To address this, the Serialization API introduces a design that allows easy extension,
while providing feature-rich built-in implementations (on which the respective
DoclingDocument helpers are actually based).

👉 More details:
- [Serialization docs](https://docling-project.github.io/docling/concepts/serialization/)
- [Serialization example](https://docling-project.github.io/docling/examples/serialization/)

### Chunking

Similarly to above, the Chunking API provides built-in chunking capabilities as well as
a design that enables easy extension, this way tackling customization requirements of
different use cases.

👉 More details:
- [Chunking docs](https://docling-project.github.io/docling/concepts/chunking/)
- [Hybrid chunking example](https://docling-project.github.io/docling/examples/hybrid_chunking/)
- [Advanced chunking and serialization](https://docling-project.github.io/docling/examples/advanced_chunking_and_serialization/)

### Profiling

The Profiling API enables extraction of comprehensive statistics from DoclingDocument objects,
both for individual documents and collections.

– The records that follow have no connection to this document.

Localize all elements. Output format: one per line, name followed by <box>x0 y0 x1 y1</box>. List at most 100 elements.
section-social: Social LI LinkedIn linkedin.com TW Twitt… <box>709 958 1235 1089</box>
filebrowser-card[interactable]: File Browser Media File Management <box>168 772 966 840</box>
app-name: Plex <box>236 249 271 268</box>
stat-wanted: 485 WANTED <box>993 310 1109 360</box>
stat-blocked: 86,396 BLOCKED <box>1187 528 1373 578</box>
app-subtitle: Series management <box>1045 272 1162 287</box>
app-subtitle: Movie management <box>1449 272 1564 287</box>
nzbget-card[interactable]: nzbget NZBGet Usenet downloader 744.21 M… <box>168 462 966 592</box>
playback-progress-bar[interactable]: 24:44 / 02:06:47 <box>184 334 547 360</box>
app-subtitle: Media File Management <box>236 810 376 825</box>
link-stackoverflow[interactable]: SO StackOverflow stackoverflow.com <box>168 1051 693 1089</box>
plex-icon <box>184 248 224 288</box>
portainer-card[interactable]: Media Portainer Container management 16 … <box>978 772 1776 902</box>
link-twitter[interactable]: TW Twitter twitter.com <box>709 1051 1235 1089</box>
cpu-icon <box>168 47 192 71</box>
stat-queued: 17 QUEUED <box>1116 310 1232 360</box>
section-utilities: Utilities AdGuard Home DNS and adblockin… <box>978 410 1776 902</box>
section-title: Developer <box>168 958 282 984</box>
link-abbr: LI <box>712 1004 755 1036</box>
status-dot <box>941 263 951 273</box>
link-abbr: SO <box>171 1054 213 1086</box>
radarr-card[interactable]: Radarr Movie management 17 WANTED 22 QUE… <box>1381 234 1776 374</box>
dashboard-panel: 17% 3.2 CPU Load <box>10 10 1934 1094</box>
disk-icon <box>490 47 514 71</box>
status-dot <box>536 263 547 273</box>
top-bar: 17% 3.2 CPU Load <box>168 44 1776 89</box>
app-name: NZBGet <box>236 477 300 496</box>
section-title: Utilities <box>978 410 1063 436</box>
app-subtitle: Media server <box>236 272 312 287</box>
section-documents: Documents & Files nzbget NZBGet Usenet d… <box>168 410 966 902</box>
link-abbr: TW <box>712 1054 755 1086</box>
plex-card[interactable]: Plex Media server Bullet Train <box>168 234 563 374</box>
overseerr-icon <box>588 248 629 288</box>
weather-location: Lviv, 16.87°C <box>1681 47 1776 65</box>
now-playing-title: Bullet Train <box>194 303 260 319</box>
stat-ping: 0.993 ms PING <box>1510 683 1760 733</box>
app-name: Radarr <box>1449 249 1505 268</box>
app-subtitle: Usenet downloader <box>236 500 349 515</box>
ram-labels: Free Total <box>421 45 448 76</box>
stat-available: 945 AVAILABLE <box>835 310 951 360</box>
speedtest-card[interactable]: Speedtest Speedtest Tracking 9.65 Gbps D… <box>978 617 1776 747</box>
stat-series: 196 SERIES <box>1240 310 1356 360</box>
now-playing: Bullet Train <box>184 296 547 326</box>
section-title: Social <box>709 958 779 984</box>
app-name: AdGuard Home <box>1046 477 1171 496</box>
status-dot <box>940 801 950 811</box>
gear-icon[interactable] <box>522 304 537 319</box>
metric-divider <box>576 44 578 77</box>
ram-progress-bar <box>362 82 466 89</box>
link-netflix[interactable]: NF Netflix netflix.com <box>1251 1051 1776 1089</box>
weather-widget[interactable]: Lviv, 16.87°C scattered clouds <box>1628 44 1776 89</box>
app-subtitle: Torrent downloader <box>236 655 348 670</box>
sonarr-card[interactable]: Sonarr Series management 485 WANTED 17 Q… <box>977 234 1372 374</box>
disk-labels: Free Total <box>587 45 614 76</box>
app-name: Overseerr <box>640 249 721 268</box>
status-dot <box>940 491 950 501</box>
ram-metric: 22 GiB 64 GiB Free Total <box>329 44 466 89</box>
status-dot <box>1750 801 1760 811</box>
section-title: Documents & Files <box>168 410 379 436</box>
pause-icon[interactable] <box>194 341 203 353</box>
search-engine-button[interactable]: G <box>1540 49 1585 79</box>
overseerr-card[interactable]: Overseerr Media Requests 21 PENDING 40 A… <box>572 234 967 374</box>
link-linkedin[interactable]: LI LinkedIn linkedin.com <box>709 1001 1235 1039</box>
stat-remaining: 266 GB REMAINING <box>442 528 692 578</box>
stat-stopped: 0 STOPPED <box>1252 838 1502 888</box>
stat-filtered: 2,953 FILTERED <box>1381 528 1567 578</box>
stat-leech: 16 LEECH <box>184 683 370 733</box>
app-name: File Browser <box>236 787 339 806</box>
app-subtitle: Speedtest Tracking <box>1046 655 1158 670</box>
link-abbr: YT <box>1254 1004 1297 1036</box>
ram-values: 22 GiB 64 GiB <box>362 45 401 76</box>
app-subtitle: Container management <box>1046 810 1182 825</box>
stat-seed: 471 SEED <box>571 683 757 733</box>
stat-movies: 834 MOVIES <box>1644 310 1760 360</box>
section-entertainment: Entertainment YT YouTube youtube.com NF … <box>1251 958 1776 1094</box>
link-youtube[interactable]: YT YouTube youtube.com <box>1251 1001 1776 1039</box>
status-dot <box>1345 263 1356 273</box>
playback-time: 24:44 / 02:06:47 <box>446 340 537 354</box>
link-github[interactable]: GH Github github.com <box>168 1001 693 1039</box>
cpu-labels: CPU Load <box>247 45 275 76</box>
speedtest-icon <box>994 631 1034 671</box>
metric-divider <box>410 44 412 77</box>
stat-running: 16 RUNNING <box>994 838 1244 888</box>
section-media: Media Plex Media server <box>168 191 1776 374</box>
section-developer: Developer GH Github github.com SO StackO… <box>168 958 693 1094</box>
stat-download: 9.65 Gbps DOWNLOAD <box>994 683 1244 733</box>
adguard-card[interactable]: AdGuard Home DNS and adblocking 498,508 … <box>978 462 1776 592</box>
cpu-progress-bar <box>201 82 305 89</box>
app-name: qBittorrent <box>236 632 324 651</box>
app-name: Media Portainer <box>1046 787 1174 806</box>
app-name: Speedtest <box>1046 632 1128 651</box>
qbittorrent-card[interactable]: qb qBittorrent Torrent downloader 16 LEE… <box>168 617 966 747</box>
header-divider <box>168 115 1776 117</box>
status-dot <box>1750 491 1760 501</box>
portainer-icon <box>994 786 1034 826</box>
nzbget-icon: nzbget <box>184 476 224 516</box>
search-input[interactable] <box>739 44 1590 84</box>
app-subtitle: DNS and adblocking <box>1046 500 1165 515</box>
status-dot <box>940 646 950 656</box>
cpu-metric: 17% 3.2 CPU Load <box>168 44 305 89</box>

It provides metrics on document structure
(pages, tables, pictures, text items) along with statistical distributions (deciles, histograms)
and visualization capabilities for analyzing document collections at scale.

👉 More details:
- [Document profiling example](./examples/document_profiling.py)
- [Collection statistics visualization](./examples/visualize_collection_stats.py)

## Contributing

Please read [Contributing to Docling Core](./CONTRIBUTING.md) for details.

## References

If you use Docling Core in your projects, please consider citing the following:

```bib
@techreport{Docling,
  author = "Deep Search Team",
  month = 8,
  title = "Docling Technical Report",
  url = "https://arxiv.org/abs/2408.09869",
  eprint = "2408.09869",
  doi = "10.48550/arXiv.2408.09869",
  version = "1.0.0",
  year = 2024
}
```

## License

The Docling Core codebase is under MIT license.
For individual model usage, please refer to the model licenses found in the original packages.